Globalisation and Commercialisation in Social Sectors: Connecting Global Care Chains and Global Value Chains

Margaret Walton-Roberts

While the international mobility of nurses and other health professionals has long been a feature of national health systems, the dynamism of this mobility has intensified alongside globalization.  We need to understand the global migration of health professionals as a form of capital circulation across public-private systems shaped by an increasingly globally orientated corporatized health sector. Gendered analysis of nurse migration has also been encouraged by using intersectional analysis, understanding how race, class, gender, ethnicity, and nationality interact with labour market segmentation, as well as Global Care Chain (GCC) approaches, that reveal how the international division of reproductive labour depends on the extraction of care labour from feminized and racialized women in low-income nations by higher income nations (Parreñas, 2000). Other frameworks that bridge economic, labour and development geography, and incorporate multiple scales and sources of agency in commercial networks includes the concepts of global value chains (GVCs) and global production networks (GPNs) (Coe et al 2004). GPNs and GVCs are particularly relevant to this case since migrant health workers are incorporated into an evolving geographically extended labour process activated through numerous migration pathways. Yet despite the potential of combining the gendered analysis of GCC with GPNs, the disconnect between these concepts is evident.  This is unfortunate, since expanding GPN analysis through a gendered lens such as GCC encourages deeper analysis of the role of  the state, skills, and sex (gender and the household).

The state

The state remains an important actor in production systems, through industrial policy and regulatory governance. Horner (2016) argues that the role of non-firm actors in production networks, including the state and public-private actors, has been further advanced using the GPN approach. Based on the emerging literature that does engage the state in GPNs, Horner suggests a typology of mechanisms of state influence in GPNs using the notions of facilitator, regulator, producer, and buyer. States can act to support or engage in these roles through policy decisions, but can also under regulate, or de-regulate sectors, such as in labour rights (Yeung 1998).
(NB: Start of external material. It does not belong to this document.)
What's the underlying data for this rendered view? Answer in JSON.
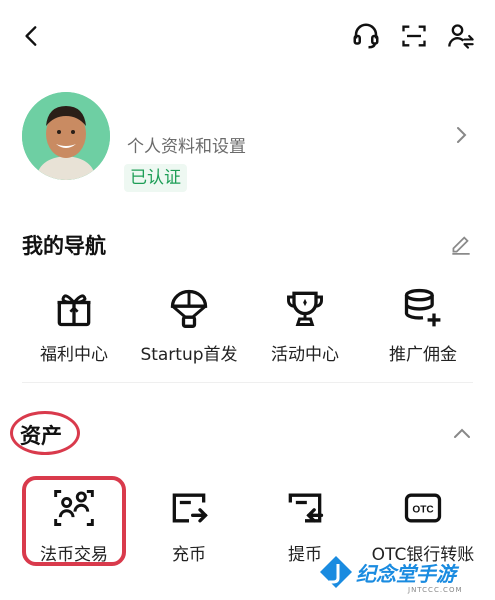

The development of GVCs and GPNs has allowed for more knowledge diffusion throughout supplier networks, but this also requires skills upgrading as states and firms attempt to derive more from higher value processes and activities. To assess the interactional effect between the state and firms the context must be understood in relation to local and national systems of training and the position of the state in the international division of labour. Value chain research explores outsourcing and externalization of functions across various firm boundaries, this has an impact on employment organization and conditions.  The reorganization of employment and labour processes that occurs within the GVC /GPN organizational forms must also be assessed from the perspective of major labour market divisions, including that of gender. 

Sex (gender) and the household

Wilma Dunaway (2014) has highlighted how early global systems thinking in commodity chains identified gender and the household as an essential element of the surplus value process embedded in global production. Despite the feminization of global labour in manufacturing and service work, the de-gendering of work on global production has been evident, with the absence of an assessment of the household scale in value chains especially evident (Yeates, 2004). Dunaway reminds us that scholars of value chains must understand biological reproduction in the household, the presence or absence of social protection during economic crisis, and the social reproduction of worker households and communities. Dunaway advocates that scholars of value chains overcome productivist and masculinist bias against the effective analysis of how productive and reproductive spheres overlap and intersect revealing how every economic system reflects the gendered patriarchal norms of its society, institutions, and social geography. The gender implications of health worker migration are particularly significant, since female migrants are overrepresented in health and personal care sectors of the global economy, which are often undervalued in terms of income security and status. While the specific policy context of migrant nurse integration into different national labour markets varies, there is a structural trajectory of convergence of such workers being incorporated into national health systems facing restructured or diminished state spending (Williams 2012).


Feminist inspired research on services in the care economy (child, dependent and elder care, health and personal services), has been developed through an extensive literature on the global care chain, but this approach has not been incorporated into broader literature on value chains and production networks. The corporatization, commoditization and privatization of health and personal care services mean they are an increasingly central feature of the productive economy. Health care is a leading sector for global growth, where total spending overall is growing faster than GDP, the time is ripe for our analysis of this sector to integrate global care chain with value chain or global productive network approaches.